The former US president landed in Miami around 3pm on Monday and got into a waiting four-wheel drive.
Mr Trump's appearance in a Miami courtroom is the second time he has been charged this year. In April he faced charges arising from hush money payments made during his 2016 presidential campaign.
This time his charges - that could carry a prison sentence - concern conduct that prosecutors say jeopardised national security.
Ahead of his court date, the former president and his allies have been escalating efforts to undermine the criminal case against him, ratcheting up the rhetoric against the Justice Department special counsel who filed the case.
Mr Trump has encouraged supporters to join a planned protest at the Miami courthouse on Tuesday, where he will face the charges and surrender to authorities.
"We need strength in our country now," Mr Trump said on Sunday, speaking to longtime friend and adviser Roger Stone in an interview on WABC Radio. "And they have to go out and they have to protest peacefully. They have to go out."
"Look, our country has to protest. We have plenty to protest. We've lost everything," he went on.
He also said there were no circumstances "whatsoever" under which he would leave the 2024 race, where he has been dominating the Republican primary.
After his court appearance on Tuesday, he will return to New Jersey, where he has scheduled a press event to publicly respond to the charges.
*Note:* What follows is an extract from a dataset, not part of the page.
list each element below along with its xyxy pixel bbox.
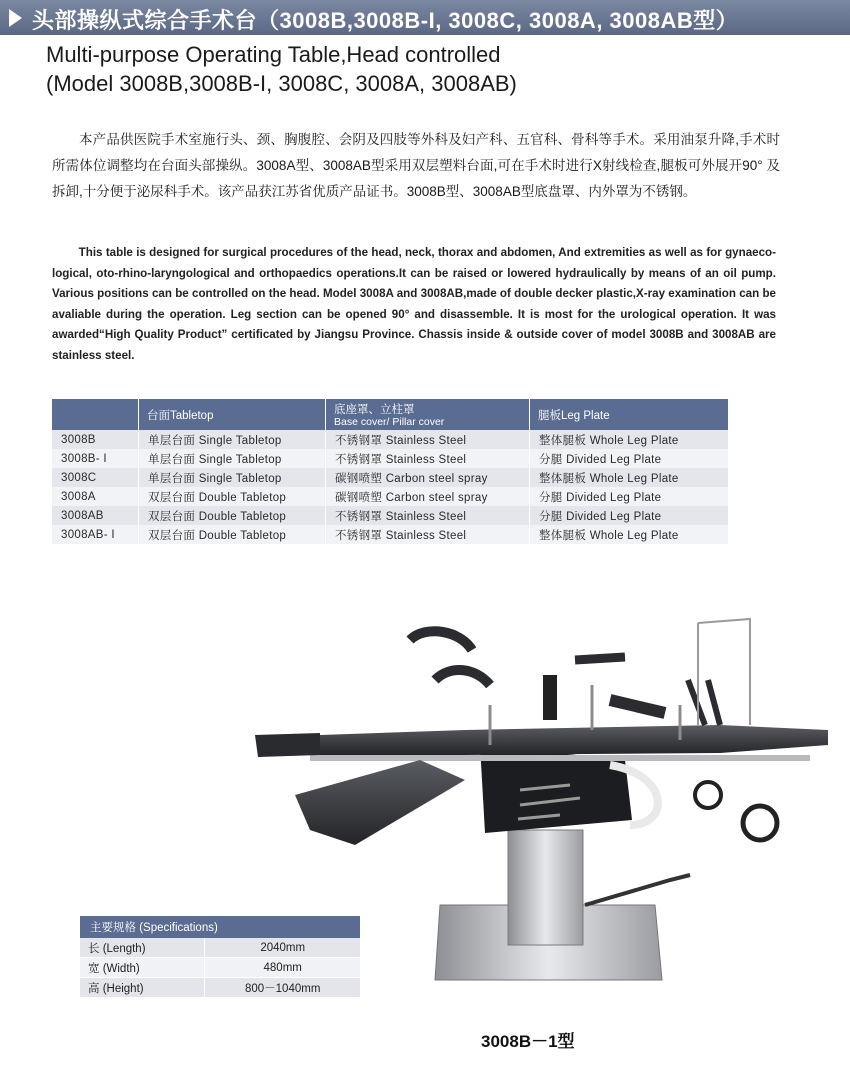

He will also be holding a private fundraiser.
Mr Trump supporters were also planning to load buses to head to Miami from other parts of Florida, raising concerns for law enforcement officials who are preparing for the potential of unrest around the courthouse.
The Justice Department unsealed an indictment charging Mr Trump with 37 felony counts, 31 relating to the willful retention of national defence information, on Friday.
Other charges include conspiracy to commit obstruction and false statements.
The indictment alleges Mr Trump intentionally retained hundreds of classified documents that he took with him from the White House to his Florida estate, Mar-a-Lago, after leaving the White House in January 2021.
The material he stored in a bathroom, ballroom, bedroom and shower, included material on nuclear programmes, defence and weapons capabilities of the US and foreign governments and a Pentagon "attack plan," the indictment says.
The information, if exposed, could have put at risk members of the military, confidential human sources and intelligence collection methods, prosecutors said.
Beyond that, prosecutors say, he sought to obstruct government efforts to recover the documents, including by directing personal aide Walt Nauta - who was charged alongside Mr Trump - to move boxes to conceal them and also suggesting to his own lawyer that he hide or destroy documents sought by a Justice Department subpoena.
Some fellow Republicans have sought to press the case that Trump is being treated unfairly, citing the Justice Department's decision in 2016 to not charge Democrat Hillary Clinton for her handling of classified information through a private email server she relied on as secretary of state.
But those arguments overlook that FBI investigators did not find any evidence that Mrs Clinton or her aides had willfully broken laws regarding classified information or had obstructed the investigation.